‘Hamshahri’, the Iranian state website, reported on August 15 about the latest number of Iran’s internet users. They explained how they calculated their figuers, “If Iran’s population is assumed to be 75 million, the latest studies show that nearly 55.5 million people are internet users while 37.5 million have an internet subscription. The ADSL penetration rate has reached 20.72 percent, whereas the mobile internet has the highest share of internet connections with a penetration rate of 31.83 percent, accounting for  nearly 24 million users.”

Is the increase in the number of users related to the regime’s repression? Some say that the more the internet users are put under pressure by regime’s judiciary and security forces, the more they turn to online sources, especially those belonging to Iran’s resistance and PMOI.People want to  have access to reliable and free information.

The regime’s Attorney General, Mohammad Jafari, says, “unfortunately, the cyberspace is being used by many foreign currents as a path to hit the system. The enemy is taking advantage of the internet to inflict on us various types of social harms, including blasphemy. A soft war has been waged against us in this regard,” this, according to Tasnim news agency, December 7, 2016.

He also acknowledges regime’s policies regarding censorship of the internet and social networks, adding, “considering the Attorney General’s responsibility, there is a close relationship with the Cyber Police with regard to the internet, so that 13-14 thousand websites are blocked each week due to violations.”

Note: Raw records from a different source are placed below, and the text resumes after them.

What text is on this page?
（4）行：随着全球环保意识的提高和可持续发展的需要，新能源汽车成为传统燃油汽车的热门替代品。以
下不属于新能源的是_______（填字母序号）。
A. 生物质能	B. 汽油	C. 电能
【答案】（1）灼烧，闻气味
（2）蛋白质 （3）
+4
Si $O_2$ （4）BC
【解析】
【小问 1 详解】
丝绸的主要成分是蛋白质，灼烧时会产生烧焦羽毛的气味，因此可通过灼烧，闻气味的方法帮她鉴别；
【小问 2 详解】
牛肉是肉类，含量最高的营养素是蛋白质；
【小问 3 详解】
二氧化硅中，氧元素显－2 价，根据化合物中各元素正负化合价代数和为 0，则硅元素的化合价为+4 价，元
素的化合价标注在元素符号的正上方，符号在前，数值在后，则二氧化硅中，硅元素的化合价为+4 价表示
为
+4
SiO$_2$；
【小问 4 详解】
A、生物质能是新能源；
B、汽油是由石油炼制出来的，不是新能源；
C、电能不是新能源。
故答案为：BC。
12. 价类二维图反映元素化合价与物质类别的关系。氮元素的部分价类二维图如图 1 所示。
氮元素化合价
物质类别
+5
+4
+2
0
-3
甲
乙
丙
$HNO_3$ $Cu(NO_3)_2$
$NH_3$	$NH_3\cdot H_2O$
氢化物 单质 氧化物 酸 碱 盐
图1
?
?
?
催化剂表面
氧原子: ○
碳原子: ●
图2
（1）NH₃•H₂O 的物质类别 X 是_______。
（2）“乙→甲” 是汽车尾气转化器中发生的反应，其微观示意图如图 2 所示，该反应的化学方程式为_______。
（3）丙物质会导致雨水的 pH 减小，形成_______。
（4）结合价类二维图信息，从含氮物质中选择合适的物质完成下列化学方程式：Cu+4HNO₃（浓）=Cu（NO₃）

Many internet service providers refuse to transfer their servers to Iran, as deploying the servers in Iran means allowing the regime’s security and intelligence bodies to have access to users’ identities, as well as a collection of other information available on social networks. The popular Telegram social network has refused to have any kind of collaboration with the Iranian regime.

While complaining about this fact, the Attorney General says that, “one of the reasons for (regime’s) inability to cope with the social networks is that their servers are not located in Iran.” 

The regime’s policies and huge investments have failed.  An increasing number of social network users, who in addition to challenging the whole system, are able to access important sources of information from inside the country.